Ram, Ram, Ram, Sita, Ram, Ram, Ram,
Sita, Ram, Ram, Ram, Sita, Ram, Ram, Siiita!
As the melody’s loop circled back on itself he waved for the crowd to join in, which they did–a little raggedly at first, but finally with enthusiasm. He led the group around the circular chant for a few rotations. "Stop!" he cut them off with a wave of his bidi. "You," he pointed to the left side of the choir, where the rickshah wallas were massed, "sing this." But instead of the Beach Boys’ Bar bar bar bar Barbar Ann/Oh Barbara Ann take my hand, Heinze set them going with–
Ragupathi raja, Sita Ram, jai, jai Sita bhi raja Ram
Jai, jai Sita bhi raja Ram, jai, jai, raja ragu Ram.
Once they got going together the two-sided chorus put its heart into the round. Porters and track maintenance hurried over to one side or the other of the cannon. It was the first cannon that had been set off in Dharbhanga since the Sepoy Rebellion and they were not going to miss out. The tin vault of the platform roof magnified their praise back in a way that made it possible to feel the benign attention of God. Raising a hand, he brought one side, then the other out into prominence that sounded like a sort of glory.
Falsetto singing was very common, even movie starlets practiced a version that could etch glass.
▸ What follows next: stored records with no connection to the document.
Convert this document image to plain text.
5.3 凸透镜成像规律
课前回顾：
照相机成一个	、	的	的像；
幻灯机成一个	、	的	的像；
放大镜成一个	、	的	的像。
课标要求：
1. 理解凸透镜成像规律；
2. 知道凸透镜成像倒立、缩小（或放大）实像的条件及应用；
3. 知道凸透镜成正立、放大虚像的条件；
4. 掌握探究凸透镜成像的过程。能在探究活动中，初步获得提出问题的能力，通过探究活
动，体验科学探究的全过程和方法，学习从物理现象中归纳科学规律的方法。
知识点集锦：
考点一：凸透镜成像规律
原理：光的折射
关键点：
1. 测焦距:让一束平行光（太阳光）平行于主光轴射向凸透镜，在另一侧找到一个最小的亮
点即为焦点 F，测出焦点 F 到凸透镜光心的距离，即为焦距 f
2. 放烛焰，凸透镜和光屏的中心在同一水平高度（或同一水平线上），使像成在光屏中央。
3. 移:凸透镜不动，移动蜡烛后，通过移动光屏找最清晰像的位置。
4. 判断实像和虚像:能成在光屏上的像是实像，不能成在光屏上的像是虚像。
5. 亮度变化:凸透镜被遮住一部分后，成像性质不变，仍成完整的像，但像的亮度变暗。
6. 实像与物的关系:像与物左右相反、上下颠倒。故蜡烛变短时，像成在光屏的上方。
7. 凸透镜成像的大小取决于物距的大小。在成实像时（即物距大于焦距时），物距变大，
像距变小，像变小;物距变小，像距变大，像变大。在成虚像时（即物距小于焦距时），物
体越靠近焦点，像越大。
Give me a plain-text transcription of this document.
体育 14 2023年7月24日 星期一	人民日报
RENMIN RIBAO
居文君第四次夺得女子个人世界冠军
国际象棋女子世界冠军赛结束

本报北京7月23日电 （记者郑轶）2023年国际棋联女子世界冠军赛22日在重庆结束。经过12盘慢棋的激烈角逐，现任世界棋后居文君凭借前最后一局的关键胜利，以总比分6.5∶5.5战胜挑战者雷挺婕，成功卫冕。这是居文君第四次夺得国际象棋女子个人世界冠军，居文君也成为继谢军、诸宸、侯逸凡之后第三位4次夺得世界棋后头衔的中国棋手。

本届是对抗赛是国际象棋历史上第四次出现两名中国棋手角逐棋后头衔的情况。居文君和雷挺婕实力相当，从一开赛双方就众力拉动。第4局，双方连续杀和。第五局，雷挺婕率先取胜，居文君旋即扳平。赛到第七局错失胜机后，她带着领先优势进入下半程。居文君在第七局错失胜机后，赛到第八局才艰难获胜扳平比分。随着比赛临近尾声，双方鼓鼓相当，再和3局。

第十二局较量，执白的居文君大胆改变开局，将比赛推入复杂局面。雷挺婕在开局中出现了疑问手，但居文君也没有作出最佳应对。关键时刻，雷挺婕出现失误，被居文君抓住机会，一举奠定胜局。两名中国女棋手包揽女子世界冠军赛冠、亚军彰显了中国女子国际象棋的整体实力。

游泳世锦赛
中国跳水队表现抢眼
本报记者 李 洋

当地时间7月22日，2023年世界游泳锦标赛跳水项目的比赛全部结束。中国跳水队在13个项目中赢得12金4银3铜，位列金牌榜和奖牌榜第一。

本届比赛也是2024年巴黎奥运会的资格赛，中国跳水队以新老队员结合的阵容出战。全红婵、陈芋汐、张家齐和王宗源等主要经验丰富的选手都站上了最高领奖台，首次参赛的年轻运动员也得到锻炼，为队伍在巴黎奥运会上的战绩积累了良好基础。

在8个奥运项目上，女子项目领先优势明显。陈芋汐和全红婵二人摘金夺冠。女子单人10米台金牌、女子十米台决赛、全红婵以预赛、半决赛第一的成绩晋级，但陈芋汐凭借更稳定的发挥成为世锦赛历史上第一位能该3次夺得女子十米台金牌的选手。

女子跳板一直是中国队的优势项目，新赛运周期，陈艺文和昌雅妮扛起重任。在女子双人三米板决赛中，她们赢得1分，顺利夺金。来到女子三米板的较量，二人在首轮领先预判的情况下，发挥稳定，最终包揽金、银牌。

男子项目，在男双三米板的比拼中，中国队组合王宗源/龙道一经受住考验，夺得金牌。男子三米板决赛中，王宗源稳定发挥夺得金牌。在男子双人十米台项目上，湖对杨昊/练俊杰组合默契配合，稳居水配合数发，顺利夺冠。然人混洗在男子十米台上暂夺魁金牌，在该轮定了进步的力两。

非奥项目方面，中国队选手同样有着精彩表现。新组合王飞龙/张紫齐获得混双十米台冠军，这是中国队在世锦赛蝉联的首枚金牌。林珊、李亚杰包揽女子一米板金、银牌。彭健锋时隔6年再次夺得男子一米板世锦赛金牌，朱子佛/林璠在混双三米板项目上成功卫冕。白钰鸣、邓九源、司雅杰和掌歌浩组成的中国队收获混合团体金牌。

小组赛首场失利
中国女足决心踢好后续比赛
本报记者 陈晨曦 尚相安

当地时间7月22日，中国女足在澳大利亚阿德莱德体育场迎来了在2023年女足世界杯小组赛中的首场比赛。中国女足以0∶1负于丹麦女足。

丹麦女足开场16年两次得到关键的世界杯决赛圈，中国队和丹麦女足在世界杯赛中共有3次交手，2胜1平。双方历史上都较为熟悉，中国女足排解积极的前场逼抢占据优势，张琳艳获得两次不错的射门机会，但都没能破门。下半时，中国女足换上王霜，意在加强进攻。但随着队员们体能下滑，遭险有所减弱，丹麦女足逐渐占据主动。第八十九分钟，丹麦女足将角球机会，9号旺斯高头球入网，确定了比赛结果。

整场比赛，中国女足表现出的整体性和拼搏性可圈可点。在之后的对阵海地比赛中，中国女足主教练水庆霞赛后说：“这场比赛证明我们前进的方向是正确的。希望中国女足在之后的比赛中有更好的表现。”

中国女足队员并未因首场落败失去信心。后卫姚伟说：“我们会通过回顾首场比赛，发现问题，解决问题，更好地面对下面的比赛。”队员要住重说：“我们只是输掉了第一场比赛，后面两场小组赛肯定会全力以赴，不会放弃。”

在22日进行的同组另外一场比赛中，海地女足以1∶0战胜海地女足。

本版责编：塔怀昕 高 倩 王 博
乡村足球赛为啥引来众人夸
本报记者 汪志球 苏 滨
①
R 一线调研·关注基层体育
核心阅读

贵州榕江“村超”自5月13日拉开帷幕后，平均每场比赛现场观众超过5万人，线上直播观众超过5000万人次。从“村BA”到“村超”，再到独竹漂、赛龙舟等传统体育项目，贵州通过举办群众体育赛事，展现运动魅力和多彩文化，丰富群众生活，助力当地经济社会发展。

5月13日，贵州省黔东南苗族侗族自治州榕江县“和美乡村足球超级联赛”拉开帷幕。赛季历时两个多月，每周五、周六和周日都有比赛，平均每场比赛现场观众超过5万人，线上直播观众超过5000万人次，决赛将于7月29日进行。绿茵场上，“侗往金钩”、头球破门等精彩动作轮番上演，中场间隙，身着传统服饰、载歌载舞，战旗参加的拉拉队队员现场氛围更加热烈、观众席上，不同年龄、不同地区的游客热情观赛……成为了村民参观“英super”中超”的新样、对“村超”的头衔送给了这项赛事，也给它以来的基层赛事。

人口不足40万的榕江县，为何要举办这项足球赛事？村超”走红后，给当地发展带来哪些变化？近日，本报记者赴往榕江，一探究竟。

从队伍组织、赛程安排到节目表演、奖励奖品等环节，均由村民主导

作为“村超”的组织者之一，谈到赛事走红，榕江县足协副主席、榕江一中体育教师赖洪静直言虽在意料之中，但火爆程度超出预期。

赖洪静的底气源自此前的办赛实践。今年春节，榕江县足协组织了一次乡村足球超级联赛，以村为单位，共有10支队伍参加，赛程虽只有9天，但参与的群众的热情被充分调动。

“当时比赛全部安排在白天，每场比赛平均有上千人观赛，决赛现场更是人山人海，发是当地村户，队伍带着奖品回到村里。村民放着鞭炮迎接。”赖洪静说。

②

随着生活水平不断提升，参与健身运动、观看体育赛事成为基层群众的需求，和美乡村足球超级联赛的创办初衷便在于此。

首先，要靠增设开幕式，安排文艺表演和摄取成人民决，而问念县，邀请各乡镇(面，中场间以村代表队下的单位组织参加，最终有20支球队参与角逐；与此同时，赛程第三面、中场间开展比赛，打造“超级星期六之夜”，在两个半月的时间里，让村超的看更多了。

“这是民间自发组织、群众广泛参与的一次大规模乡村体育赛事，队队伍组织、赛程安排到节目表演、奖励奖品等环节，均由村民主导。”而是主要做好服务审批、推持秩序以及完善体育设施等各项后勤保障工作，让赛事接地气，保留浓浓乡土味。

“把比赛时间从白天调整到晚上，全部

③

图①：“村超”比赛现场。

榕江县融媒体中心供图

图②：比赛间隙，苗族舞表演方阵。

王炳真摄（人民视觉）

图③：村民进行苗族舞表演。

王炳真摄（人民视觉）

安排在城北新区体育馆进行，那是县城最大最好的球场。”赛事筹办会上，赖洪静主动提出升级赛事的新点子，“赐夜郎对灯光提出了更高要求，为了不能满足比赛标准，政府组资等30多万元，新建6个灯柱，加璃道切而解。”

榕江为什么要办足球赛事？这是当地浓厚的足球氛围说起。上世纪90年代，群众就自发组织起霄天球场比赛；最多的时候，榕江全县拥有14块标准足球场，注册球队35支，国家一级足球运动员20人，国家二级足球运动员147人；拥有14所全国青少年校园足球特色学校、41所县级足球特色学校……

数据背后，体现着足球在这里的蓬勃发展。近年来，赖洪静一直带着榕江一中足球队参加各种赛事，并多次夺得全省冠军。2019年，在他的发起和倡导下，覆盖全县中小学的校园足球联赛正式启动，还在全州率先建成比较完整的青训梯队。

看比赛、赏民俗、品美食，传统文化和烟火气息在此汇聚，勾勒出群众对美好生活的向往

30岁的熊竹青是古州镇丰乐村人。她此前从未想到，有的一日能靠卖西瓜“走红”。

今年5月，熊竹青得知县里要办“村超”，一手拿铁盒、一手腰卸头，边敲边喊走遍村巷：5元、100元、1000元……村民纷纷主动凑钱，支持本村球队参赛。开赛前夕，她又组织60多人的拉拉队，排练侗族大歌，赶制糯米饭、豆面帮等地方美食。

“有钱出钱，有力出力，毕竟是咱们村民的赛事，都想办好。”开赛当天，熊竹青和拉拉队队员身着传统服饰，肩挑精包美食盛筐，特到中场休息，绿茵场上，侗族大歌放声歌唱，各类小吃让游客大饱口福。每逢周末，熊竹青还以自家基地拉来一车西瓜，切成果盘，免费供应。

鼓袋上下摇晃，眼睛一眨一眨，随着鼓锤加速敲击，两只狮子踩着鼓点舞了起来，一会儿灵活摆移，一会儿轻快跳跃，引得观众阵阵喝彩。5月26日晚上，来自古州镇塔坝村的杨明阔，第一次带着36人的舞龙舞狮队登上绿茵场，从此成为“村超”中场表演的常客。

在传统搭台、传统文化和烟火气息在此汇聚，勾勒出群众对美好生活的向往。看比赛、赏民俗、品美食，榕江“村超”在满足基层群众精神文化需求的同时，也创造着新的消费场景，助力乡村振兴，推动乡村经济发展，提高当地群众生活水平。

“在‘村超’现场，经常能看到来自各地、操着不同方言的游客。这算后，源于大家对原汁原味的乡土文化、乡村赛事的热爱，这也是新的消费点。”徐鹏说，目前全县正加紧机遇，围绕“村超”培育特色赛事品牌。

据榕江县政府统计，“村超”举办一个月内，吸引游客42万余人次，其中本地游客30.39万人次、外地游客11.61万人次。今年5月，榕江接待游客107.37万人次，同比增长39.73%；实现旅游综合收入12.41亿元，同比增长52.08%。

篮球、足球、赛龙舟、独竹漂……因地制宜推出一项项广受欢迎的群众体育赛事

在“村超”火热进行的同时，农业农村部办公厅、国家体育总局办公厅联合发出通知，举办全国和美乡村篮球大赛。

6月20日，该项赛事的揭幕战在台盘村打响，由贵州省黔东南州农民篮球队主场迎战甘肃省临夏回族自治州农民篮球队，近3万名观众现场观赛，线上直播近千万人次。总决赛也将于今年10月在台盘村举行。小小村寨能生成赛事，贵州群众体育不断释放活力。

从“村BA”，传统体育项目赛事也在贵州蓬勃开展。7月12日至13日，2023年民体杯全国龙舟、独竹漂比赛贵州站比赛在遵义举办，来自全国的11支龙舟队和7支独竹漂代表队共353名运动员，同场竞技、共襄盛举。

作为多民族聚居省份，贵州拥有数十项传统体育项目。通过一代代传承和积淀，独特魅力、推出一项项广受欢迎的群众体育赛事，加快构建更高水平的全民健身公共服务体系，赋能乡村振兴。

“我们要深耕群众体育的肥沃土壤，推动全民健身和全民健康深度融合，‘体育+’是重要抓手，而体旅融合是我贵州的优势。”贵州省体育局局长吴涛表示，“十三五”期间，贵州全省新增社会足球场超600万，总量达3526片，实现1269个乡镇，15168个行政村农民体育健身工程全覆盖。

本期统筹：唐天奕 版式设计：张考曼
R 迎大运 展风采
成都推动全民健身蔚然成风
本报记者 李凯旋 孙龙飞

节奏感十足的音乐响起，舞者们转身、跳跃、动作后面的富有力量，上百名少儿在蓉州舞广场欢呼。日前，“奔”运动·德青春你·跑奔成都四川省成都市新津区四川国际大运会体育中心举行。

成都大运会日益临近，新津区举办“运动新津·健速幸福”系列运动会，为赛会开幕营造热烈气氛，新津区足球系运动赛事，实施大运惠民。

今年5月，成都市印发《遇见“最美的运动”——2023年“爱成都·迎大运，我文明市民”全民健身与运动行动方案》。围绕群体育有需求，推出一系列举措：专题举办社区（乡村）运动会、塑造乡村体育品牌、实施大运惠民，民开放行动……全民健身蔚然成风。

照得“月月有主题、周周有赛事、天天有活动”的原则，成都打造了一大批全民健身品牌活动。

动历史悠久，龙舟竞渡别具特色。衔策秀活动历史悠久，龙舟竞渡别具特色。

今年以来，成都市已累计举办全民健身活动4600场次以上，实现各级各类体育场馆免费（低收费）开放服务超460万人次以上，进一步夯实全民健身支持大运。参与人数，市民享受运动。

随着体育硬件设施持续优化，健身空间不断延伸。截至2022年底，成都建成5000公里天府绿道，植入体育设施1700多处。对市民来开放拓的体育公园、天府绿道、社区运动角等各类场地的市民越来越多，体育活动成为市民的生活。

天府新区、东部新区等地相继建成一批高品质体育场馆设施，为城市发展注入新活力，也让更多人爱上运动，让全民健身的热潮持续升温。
As the round rose and fell in harmony, a sudden counter-tenor soared above, singing sweetly Marcie Blane’s doo-wop hit, I Wanna Be Bobby’s Girl, only–
I wanna be VISH-nu’s boy
I wanna be (choke!)SHI-va’s boy
Ram, Ram, Ram...
Ragupathi raja, Sita Ram...
In the end, it cost him the rest of his bidis stop them, before anyone realized what a riot he’d caused.